The New York Times has an interesting overview of Sinclair Community College and its retraining efforts resulting from a devastated automotive industry. This article provides an interesting view regarding the role of vocational and/or training schools.
It seems that discussions about higher education in the United States have always included the debate contrasting academic missions of enhancing student intellectual capacity and preparing students for their future careers. Advocates of student intellectualism have emphasized that students should learn to create and/or appreciate ideas regardless of their practicality, whereas advocates of student careerism have emphasized that students should learn career relevant knowledge and skills. Given the increasing loss of the U.S. manufacturing production capacity, are some vocational schools training people into future economic dislocation?
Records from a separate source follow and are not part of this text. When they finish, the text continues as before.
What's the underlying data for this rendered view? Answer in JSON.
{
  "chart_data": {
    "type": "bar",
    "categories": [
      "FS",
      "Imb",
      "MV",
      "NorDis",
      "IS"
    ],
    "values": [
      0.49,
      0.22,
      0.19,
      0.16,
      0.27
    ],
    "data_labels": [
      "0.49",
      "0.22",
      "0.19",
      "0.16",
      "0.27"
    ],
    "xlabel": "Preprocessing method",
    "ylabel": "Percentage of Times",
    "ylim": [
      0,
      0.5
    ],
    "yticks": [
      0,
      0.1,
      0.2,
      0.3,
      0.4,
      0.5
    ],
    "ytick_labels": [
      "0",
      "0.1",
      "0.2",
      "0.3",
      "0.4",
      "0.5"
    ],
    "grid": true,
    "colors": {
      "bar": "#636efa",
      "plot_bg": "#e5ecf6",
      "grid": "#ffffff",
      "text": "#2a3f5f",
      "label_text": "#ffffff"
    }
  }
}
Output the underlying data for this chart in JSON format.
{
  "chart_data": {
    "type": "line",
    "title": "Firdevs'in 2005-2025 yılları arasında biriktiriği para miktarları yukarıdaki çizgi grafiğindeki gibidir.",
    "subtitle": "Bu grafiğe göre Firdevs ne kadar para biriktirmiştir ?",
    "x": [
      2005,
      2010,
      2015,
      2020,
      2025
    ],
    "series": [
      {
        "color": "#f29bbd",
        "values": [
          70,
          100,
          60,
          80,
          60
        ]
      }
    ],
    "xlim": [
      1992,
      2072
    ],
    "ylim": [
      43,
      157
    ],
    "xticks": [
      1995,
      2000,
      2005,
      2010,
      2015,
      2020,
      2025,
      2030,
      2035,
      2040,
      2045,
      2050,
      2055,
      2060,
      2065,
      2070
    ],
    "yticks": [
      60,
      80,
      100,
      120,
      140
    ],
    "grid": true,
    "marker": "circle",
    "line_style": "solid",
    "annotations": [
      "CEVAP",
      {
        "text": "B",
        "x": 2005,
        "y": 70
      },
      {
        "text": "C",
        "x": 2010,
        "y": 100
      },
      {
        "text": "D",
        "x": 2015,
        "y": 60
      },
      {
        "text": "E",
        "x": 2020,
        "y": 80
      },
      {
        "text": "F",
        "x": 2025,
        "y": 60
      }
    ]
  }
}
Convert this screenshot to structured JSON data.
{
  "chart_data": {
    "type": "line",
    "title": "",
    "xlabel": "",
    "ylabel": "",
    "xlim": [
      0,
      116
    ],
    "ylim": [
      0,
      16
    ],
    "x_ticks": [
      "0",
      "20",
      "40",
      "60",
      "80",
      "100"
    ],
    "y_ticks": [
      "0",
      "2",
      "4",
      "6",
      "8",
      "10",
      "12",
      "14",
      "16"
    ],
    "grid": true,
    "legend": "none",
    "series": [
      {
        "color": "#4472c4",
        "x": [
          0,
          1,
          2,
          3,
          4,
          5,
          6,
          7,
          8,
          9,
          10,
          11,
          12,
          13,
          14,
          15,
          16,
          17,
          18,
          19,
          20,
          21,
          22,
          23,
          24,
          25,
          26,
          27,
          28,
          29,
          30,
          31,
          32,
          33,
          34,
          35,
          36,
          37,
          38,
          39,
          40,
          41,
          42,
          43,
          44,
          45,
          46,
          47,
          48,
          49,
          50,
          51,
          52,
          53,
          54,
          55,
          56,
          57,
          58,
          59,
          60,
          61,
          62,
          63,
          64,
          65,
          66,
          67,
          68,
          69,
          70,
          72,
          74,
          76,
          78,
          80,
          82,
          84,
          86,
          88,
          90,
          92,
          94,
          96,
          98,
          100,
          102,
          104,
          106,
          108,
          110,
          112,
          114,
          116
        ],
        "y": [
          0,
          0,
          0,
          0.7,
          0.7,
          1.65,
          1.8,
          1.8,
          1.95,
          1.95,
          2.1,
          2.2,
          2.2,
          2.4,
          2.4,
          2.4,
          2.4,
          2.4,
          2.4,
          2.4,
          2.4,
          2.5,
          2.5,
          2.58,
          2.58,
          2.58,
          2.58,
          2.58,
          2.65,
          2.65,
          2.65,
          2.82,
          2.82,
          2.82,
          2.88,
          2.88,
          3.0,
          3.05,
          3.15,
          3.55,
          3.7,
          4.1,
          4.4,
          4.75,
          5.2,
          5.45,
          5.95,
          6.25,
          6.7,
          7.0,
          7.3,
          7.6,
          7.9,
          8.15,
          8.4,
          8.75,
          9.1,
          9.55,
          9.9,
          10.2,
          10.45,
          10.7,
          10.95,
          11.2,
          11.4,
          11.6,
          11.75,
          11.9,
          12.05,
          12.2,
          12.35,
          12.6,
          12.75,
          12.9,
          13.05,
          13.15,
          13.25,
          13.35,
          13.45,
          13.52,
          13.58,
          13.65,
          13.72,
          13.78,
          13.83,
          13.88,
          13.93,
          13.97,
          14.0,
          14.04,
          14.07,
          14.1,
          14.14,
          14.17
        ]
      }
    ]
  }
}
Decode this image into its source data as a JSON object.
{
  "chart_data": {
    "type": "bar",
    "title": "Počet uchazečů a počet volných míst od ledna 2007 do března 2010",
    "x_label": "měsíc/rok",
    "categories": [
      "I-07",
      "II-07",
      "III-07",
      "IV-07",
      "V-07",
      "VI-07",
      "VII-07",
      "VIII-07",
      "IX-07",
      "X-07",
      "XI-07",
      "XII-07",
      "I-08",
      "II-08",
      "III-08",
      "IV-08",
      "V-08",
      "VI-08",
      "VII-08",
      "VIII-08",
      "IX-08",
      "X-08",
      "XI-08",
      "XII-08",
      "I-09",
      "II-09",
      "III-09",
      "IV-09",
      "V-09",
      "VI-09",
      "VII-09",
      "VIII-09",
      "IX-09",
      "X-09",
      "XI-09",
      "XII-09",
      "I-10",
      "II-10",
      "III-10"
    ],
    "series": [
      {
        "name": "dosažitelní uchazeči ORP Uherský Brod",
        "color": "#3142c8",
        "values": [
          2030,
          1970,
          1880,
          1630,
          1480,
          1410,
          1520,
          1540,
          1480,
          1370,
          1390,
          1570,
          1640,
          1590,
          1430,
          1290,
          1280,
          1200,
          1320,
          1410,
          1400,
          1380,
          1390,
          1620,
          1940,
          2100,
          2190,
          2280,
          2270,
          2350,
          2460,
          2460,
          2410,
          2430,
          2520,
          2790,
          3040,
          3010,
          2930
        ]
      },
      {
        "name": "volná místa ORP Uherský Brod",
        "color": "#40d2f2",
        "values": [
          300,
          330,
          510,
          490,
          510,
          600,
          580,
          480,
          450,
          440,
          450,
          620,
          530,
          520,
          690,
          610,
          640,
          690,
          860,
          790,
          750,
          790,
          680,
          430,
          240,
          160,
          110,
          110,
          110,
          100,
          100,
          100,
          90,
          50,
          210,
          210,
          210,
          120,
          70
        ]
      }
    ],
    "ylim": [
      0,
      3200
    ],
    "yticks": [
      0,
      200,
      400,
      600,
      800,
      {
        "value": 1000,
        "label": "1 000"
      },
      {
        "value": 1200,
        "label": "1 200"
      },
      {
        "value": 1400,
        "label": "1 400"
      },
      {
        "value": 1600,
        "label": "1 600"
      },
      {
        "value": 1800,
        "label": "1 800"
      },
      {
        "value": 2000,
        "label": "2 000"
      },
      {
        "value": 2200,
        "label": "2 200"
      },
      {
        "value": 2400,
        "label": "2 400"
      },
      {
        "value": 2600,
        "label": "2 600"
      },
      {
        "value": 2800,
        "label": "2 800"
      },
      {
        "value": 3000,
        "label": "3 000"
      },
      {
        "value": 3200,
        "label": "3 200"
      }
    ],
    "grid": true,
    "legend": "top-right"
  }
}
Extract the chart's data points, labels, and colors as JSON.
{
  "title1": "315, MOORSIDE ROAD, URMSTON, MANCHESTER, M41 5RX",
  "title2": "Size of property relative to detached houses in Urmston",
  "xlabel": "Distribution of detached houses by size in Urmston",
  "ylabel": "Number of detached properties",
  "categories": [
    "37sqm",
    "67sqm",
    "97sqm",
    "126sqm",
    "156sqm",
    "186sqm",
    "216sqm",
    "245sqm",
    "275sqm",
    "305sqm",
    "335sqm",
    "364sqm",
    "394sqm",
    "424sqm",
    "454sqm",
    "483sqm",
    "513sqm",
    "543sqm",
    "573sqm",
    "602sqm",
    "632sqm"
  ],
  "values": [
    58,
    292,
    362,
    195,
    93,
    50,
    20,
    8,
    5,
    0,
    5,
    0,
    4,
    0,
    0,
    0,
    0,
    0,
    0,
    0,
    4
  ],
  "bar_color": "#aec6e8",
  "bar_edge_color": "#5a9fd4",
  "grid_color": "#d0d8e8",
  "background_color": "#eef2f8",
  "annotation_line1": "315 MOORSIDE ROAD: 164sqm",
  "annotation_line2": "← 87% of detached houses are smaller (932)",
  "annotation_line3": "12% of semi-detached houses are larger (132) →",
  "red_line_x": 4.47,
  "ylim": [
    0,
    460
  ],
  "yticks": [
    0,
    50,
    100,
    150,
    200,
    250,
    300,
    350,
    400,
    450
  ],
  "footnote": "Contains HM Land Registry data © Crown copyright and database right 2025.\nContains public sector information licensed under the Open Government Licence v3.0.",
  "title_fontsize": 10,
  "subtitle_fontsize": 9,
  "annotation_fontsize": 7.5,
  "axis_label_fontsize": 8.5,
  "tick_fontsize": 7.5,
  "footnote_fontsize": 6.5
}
Karabell (1998) argued that the typical American undergraduate is a first generation college student who is often not ready to meet intellectual pursuits, and tends to prefer vocationally oriented coursework. Colleges tend to neglect such student’s educational needs. One problem is that academia has largely maintained their emphasis on scholarly research, and has led American colleges to de-emphasize undergraduate education in general, and vocational education in particular. As a result, non traditional students tend to graduate college without a substantial level of academic or high level vocational preparation. Karabell thus proclaimed that the majority of American colleges should emphasize undergraduate teaching, and focus on enhancing students level of career development.
Hispanics have had a long history and tradition of participation in vocational education; however, the current social and economic environment requires a long-term examination of vocational training as an educational avenue, particularly in manufacturing. Hispanics and other minorities need to be directed to pursue educational endeavors that will provide long-term productivity.